1.5.06

Magical substances

it's been a hectic but fun week.

quick recap:

saturday night, Elmer, my friend from Fu magazine who i may be getting into trouble for posting this entry, got us into a wine-tasting thing, where we got to sample all sorts of wine i really could not tell apart except for separating the white from the red and for one particular wine, i think it was sauvignon, or was it cabernet? that smelt strangely beany, for free.

me and my friend Eman went on the pretense that we were part of the staff of Fu magazine, and one of the waiters seemed to enjoy pushing those little bitty food thingies i can't spell, which were really quite good (yes, hors d'oeuvre, which is one of the few words i truly dislike).

Elmer also invited me to a karting gig their magazine covered earlier the same day, though it was too far off from the wine tasting venue for me to go to both, so i had to make a choice. i'd been writing at my favorite coffeeshop spot when i received the invite. Elmer, on the other hand, had come from a car show before proceeding to knock back some of that great vin.

i may lose my job for saying something like this, but i'm in the wrong magazine. Elmer and the rest of the Fu staff seem to have all the fun. oh well, have to start somewhere.

last night, sunday, me and a few friends from my old job went to see Zsa Zsa Zaturnnah. i keep meaning to read the comic, but haven't gotten around to it. while the musical is delightfully unapologetic, mixing sentimentality with a humor that tries very hard to be unsentimental and yet manages to be warmer and more sincere than it ought to be, i'm uncertain about how well it translated the comic material. it felt very commercial to me when i'd expected it to be edgier. typically pinoy in its self-reference, with that post-modern slant which itself has become typical of modern pinoy art, filled with inside jokes from pinoy pop culture. none of this was as annoying as it could have been, or may well ought to have been. i absolutely loved the way they worked around stage limitations to portray the material in the book (i particularly enjoyed the ingenuity of the giant frog scene), and the music and lyrics were brilliant, with what sounded like an homage to Danny Elfman, i found, particularly delightful.

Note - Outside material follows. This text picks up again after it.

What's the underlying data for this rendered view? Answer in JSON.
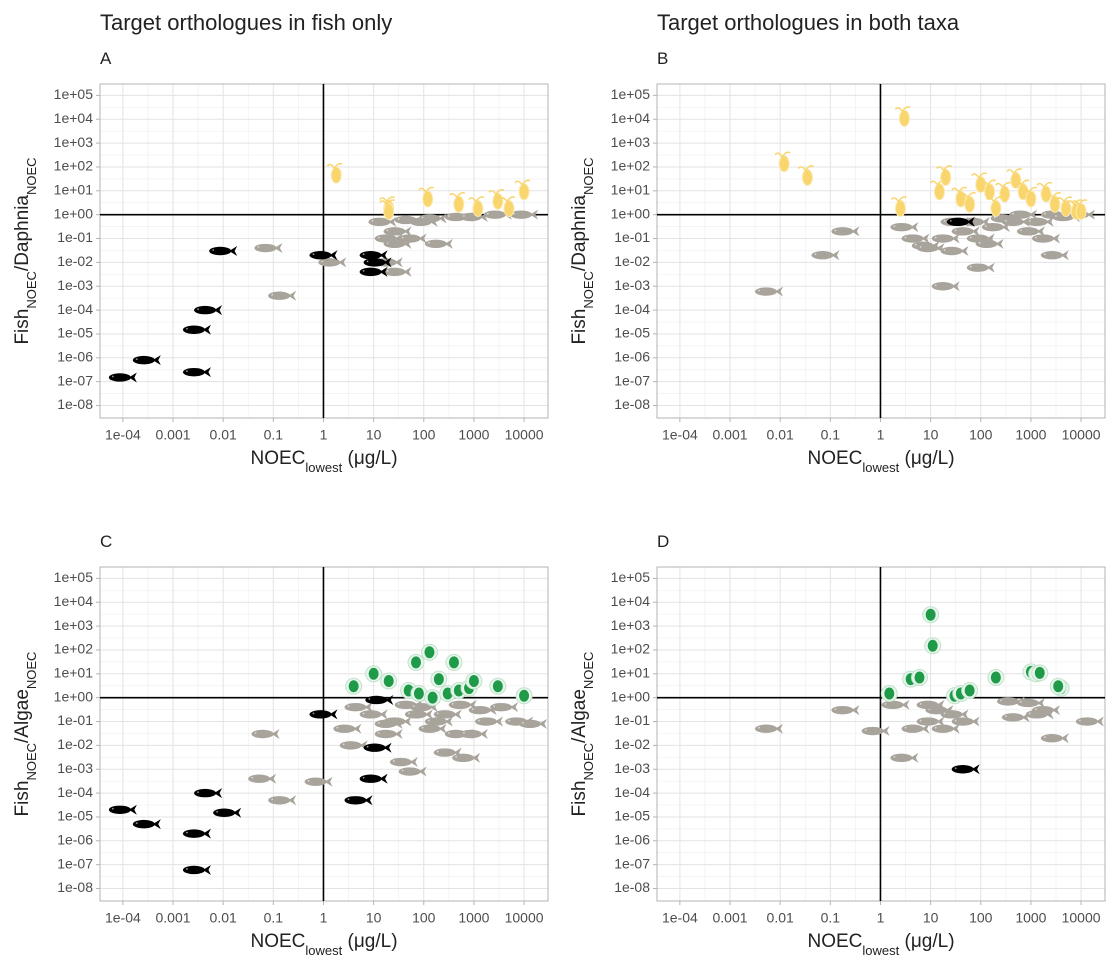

i should've asked Carlo Vergara about the adaptation when i got his autograph for Mabel's collection, but my natural introversion got the better of me, and i collected his and Eula Valdez's autographs with barely a word save the shyest of thanks, and slipped away as quietly and as unnoticeably as possible.

and, anyway, it would have been embarrassing to tell him i'd not read his comic book yet.